Generate Synthetic Data for Physics-Informed ML

Visualization of all simulations

Training Physics-Informed Machine Learning (PIML) models often requires large, diverse datasets that reflect real-world physical behavior. However, collecting such data through experiments or high-resolution simulations can be time-consuming and expensive. That’s where synthetic data generation becomes essential.

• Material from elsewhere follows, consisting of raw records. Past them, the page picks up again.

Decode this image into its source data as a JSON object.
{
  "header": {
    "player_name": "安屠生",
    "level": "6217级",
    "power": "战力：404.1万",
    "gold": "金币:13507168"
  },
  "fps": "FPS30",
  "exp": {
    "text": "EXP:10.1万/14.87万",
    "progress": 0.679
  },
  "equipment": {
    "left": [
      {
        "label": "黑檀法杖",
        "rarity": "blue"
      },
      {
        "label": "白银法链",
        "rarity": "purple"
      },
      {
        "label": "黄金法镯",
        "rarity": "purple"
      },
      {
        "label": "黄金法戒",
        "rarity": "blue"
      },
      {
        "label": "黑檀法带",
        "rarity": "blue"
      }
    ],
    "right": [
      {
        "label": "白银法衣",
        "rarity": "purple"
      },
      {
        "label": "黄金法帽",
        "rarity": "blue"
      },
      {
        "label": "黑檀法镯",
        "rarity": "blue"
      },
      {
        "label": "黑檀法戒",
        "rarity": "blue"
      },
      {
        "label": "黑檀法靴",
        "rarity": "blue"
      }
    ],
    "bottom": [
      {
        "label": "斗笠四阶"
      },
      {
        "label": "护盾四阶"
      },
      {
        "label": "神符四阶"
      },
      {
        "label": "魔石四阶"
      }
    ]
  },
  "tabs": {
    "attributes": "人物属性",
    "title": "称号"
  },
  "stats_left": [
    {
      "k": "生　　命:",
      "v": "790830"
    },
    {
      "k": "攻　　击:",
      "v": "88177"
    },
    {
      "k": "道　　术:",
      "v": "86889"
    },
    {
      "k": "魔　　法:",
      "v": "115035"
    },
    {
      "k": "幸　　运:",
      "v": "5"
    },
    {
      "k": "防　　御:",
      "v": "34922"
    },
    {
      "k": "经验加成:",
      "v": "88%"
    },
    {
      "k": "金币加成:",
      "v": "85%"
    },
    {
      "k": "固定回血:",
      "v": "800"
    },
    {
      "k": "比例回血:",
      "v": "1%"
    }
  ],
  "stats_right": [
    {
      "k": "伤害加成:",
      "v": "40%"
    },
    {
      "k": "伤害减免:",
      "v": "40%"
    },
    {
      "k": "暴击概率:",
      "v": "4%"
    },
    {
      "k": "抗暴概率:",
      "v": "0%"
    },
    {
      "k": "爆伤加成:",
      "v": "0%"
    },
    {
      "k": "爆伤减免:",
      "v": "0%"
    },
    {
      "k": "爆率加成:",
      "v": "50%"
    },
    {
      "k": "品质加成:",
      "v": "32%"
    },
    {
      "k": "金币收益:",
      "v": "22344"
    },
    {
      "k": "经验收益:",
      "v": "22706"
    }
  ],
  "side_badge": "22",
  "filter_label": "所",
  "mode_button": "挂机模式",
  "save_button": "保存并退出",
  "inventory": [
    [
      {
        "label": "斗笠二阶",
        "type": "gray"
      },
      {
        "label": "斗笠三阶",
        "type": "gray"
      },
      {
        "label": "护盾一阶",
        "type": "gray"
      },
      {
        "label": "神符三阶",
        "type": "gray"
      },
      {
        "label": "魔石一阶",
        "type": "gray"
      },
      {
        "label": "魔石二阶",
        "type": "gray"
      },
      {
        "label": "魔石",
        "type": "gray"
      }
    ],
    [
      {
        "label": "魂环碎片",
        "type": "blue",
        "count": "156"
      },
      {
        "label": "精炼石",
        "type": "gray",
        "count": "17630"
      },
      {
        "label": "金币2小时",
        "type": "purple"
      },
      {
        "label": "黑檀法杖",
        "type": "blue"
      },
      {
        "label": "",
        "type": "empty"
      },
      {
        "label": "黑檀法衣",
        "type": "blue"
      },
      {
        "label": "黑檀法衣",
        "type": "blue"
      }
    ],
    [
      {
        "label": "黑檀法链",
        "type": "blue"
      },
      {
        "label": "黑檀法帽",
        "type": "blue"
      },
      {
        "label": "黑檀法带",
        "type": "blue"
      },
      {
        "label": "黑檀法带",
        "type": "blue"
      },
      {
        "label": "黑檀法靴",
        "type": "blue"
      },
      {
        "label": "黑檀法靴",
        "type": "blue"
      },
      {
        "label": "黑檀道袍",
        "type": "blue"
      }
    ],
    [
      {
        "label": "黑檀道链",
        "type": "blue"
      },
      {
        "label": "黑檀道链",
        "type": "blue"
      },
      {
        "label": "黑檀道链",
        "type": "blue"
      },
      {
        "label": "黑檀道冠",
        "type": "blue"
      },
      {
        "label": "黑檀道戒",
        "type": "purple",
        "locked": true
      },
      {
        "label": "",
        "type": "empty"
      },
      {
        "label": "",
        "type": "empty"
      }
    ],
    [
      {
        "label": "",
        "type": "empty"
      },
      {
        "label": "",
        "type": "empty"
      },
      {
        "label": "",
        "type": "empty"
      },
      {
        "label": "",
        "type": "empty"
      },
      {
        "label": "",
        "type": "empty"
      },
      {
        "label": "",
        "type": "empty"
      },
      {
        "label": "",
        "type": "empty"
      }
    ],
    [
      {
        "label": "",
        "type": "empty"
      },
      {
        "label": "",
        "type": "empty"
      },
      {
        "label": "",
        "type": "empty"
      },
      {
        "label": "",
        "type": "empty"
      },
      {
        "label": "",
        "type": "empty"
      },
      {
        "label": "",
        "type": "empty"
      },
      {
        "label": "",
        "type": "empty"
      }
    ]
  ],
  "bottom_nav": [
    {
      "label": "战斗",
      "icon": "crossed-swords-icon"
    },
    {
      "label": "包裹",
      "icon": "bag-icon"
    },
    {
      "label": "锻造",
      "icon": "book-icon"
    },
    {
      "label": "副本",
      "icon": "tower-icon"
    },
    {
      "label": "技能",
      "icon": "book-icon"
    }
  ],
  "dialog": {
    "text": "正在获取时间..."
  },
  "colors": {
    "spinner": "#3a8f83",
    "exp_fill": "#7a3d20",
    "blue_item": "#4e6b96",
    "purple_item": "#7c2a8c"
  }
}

In this tutorial, you'll learn how to generate high-quality synthetic datasets at scale using the Inductiva API. By leveraging Inductiva's ability to run hundreds of machines in parallel, we can dramatically accelerate the dataset generation process. Instead of relying on high-performance (and high-cost) machines, our approach emphasizes scalability — using a large number of cost-effective instances to maximize efficiency while keeping costs under control.

We'll walk through a real-world example based on a published study by Sánchez-González et al., in which a Graph Neural Network (GNN) is trained on data generated using Smoothed Particle Hydrodynamics (SPH) to simulate complex fluid dynamics. The study demonstrates how GNNs can learn to model physical systems directly from data, without relying on traditional numerical solvers.

As summarized in the research abstract:

This work uses a state-of-the-art deep learning model to learn the dynamics of fluids and to simulate how they flow without the need for solving the physics equations that govern the phenomenon. The proposed model is based on a Graph Network architecture, which takes as input a graph whose nodes represent fluid particles and edges physical interactions among them. The model performs sequential steps of computations involving the nodes that are connected by edges to predict how the fluid flows. (…) The model is trained on data generated with Smoothed Particle Hydrodynamics, a Lagrangian method in Computational Fluid Dynamics that simulates fluids as a set of particles.

So, where does this training data come from?

In the following sections, you’ll learn how to:

  • Build a base SPH simulation using SPlisHSPlasH, the same open-source solver used in the original study.
  • Configure simulation parameters to reflect real-world variability.
  • Scale up to generate thousands of meaningful dataset variations for model training.

Whether you're a Machine Learning engineer or a simulation expert, this tutorial offers a practical, scalable workflow for generating your own synthetic datasets to power Physics-informed ML models.